22 septembre 2023   |   , ,
 
IO CAPITANO
IO CAPITANO

Après les prix reçus à Venise, est sorti en salles le très beau film de Matteo Garrone, « Io Capitano » : le voyage dramatique de deux très jeunes hommes du Sénégal à l’Italie, en passant par le désert, la mer, et surtout par la violence humaine. Un voyage dans la douleur et l’injustice, toutefois contrées par la force de l’amour entre êtres humains.

Il y a l’enfer dans Io Capitano: le nouveau et puissant film de Matteo Garrone, présenté en compétition à la Mostra de Venise et récompensé par le Lion d’argent du meilleur réalisateur, en plus de la reconnaissance de meilleur acteur débutant au jeune Seydou Sarr.

L’œuvre, douloureuse et émotionnante – dans les cinémas italiens depuis le 7 septembre – montre l’enfer mais aussi son contraire : l’amour.

Le protagoniste Seydou en est pleinement habité, lui, un Sénégalais de seize ans, quittant une famille aimée pour se mettre en route vers l’Europe.

Il est pétri d’amour, mettant le prochain au centre de son existence, bien que celle-ci évolue sur une corde raide, entre la vie et la mort : elle embrasse un immense segment du monde qui va du désert du Sahara aux atroces prisons libyennes, jusqu’aux sombres vagues de la Méditerranée.
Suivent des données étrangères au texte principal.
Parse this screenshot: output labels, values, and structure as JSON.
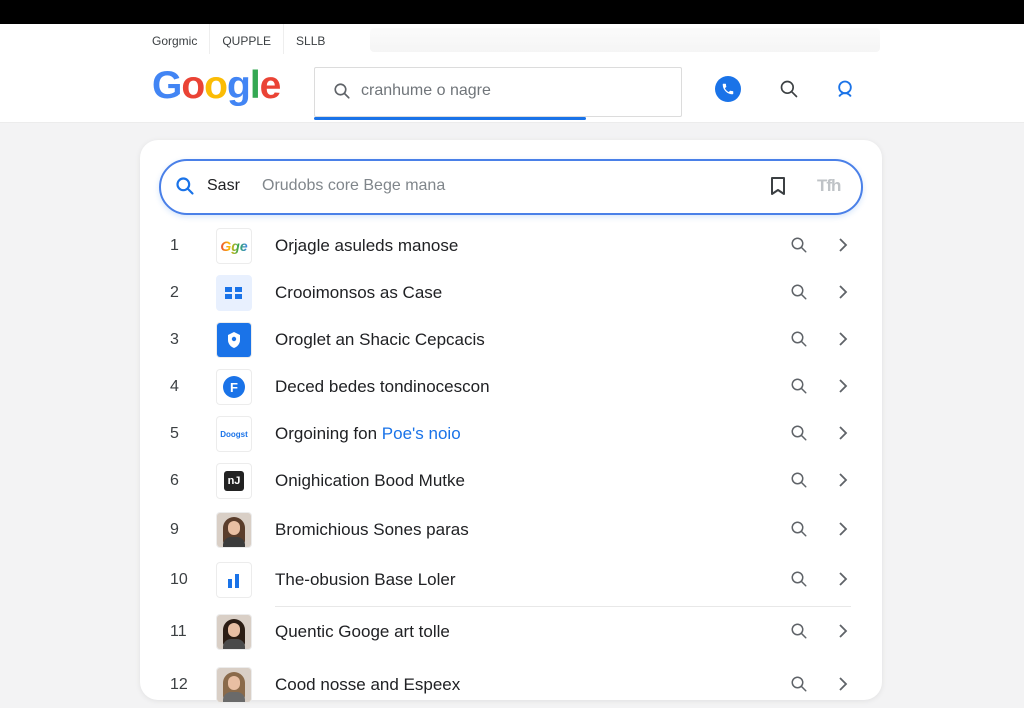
{
  "browser": {
    "tabs": [
      {
        "label": "Gorgmic"
      },
      {
        "label": "QUPPLE"
      },
      {
        "label": "SLLB"
      }
    ]
  },
  "header": {
    "logo_letters": [
      "G",
      "o",
      "o",
      "g",
      "l",
      "e"
    ],
    "logo_colors": [
      "#4285f4",
      "#ea4335",
      "#fbbc05",
      "#4285f4",
      "#34a853",
      "#ea4335"
    ],
    "search_value": "cranhume o nagre",
    "icons": {
      "phone": "phone-icon",
      "search": "search-icon",
      "account": "account-icon"
    }
  },
  "panel": {
    "search": {
      "prefix": "Sasr",
      "query": "Orudobs core Bege mana",
      "tab_hint": "Tfh"
    },
    "results": [
      {
        "num": "1",
        "title": "Orjagle asuleds manose",
        "favicon": "google-g-icon",
        "favicon_text": "Gge"
      },
      {
        "num": "2",
        "title": "Crooimonsos as Case",
        "favicon": "grid-icon"
      },
      {
        "num": "3",
        "title": "Oroglet an Shacic Cepcacis",
        "favicon": "shield-icon"
      },
      {
        "num": "4",
        "title": "Deced bedes tondinocescon",
        "favicon": "letter-f-icon",
        "favicon_text": "F"
      },
      {
        "num": "5",
        "title": "Orgoining fon ",
        "title_highlight": "Poe's noio",
        "favicon": "google-wordmark-icon",
        "favicon_text": "Doogst"
      },
      {
        "num": "6",
        "title": "Onighication Bood Mutke",
        "favicon": "dark-square-icon",
        "favicon_text": "nJ"
      },
      {
        "num": "9",
        "title": "Bromichious Sones paras",
        "favicon": "avatar-icon"
      },
      {
        "num": "10",
        "title": "The-obusion Base Loler",
        "favicon": "bar-chart-icon"
      },
      {
        "num": "11",
        "title": "Quentic Googe art tolle",
        "favicon": "avatar-icon"
      },
      {
        "num": "12",
        "title": "Cood nosse and Espeex",
        "favicon": "avatar-icon"
      }
    ]
  },
  "colors": {
    "accent": "#1a73e8"
  }
}
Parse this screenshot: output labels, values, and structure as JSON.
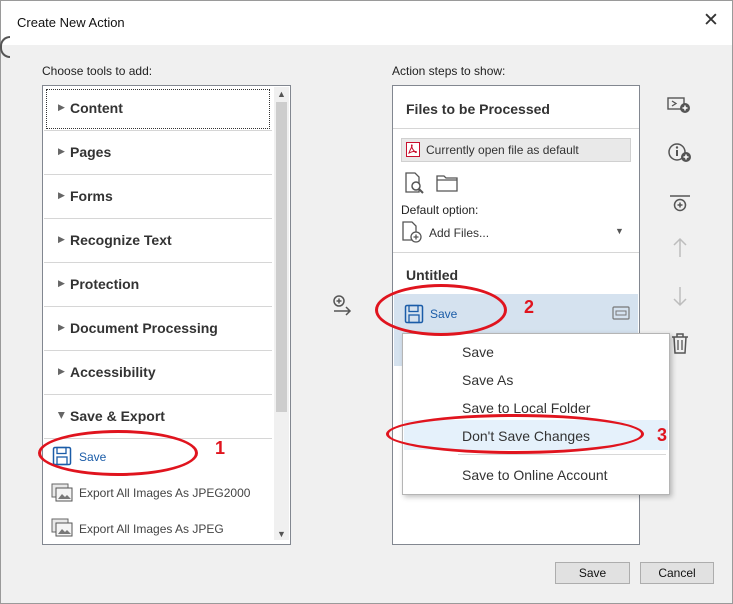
{
  "window": {
    "title": "Create New Action",
    "close_glyph": "✕"
  },
  "left": {
    "label": "Choose tools to add:",
    "groups": [
      "Content",
      "Pages",
      "Forms",
      "Recognize Text",
      "Protection",
      "Document Processing",
      "Accessibility",
      "Save & Export"
    ],
    "items": [
      "Save",
      "Export All Images As JPEG2000",
      "Export All Images As JPEG"
    ]
  },
  "right": {
    "label": "Action steps to show:",
    "files_heading": "Files to be Processed",
    "current_file": "Currently open file as default",
    "default_option_label": "Default option:",
    "add_files": "Add Files...",
    "untitled": "Untitled",
    "step_save": "Save"
  },
  "context_menu": {
    "items": [
      "Save",
      "Save As",
      "Save to Local Folder",
      "Don't Save Changes",
      "Save to Online Account"
    ],
    "highlighted": "Don't Save Changes"
  },
  "annotations": [
    "1",
    "2",
    "3"
  ],
  "buttons": {
    "save": "Save",
    "cancel": "Cancel"
  },
  "colors": {
    "accent_blue": "#1a5ca8",
    "annotation_red": "#e0141e",
    "pdf_red": "#c8102e",
    "menu_highlight": "#e5f1fb",
    "step_selected": "#d5e2ef"
  }
}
Seydou est mu par l’amour, car il se nourrit de ce sentiment : c’est en celui-ci qu’il puise sa force au cours des violences de son odyssée, du Sénégal aux côtes siciliennes. Une route terrible, inhumaine, infernale en fait : choisie (avec son cousin Moussa), non pour échapper à une guerre ou à une famine, mais à la poursuite d’un rêve légitime, de liberté, peut-être ingénu, à la fois simple et source d’une saine énergie : devenir musicien.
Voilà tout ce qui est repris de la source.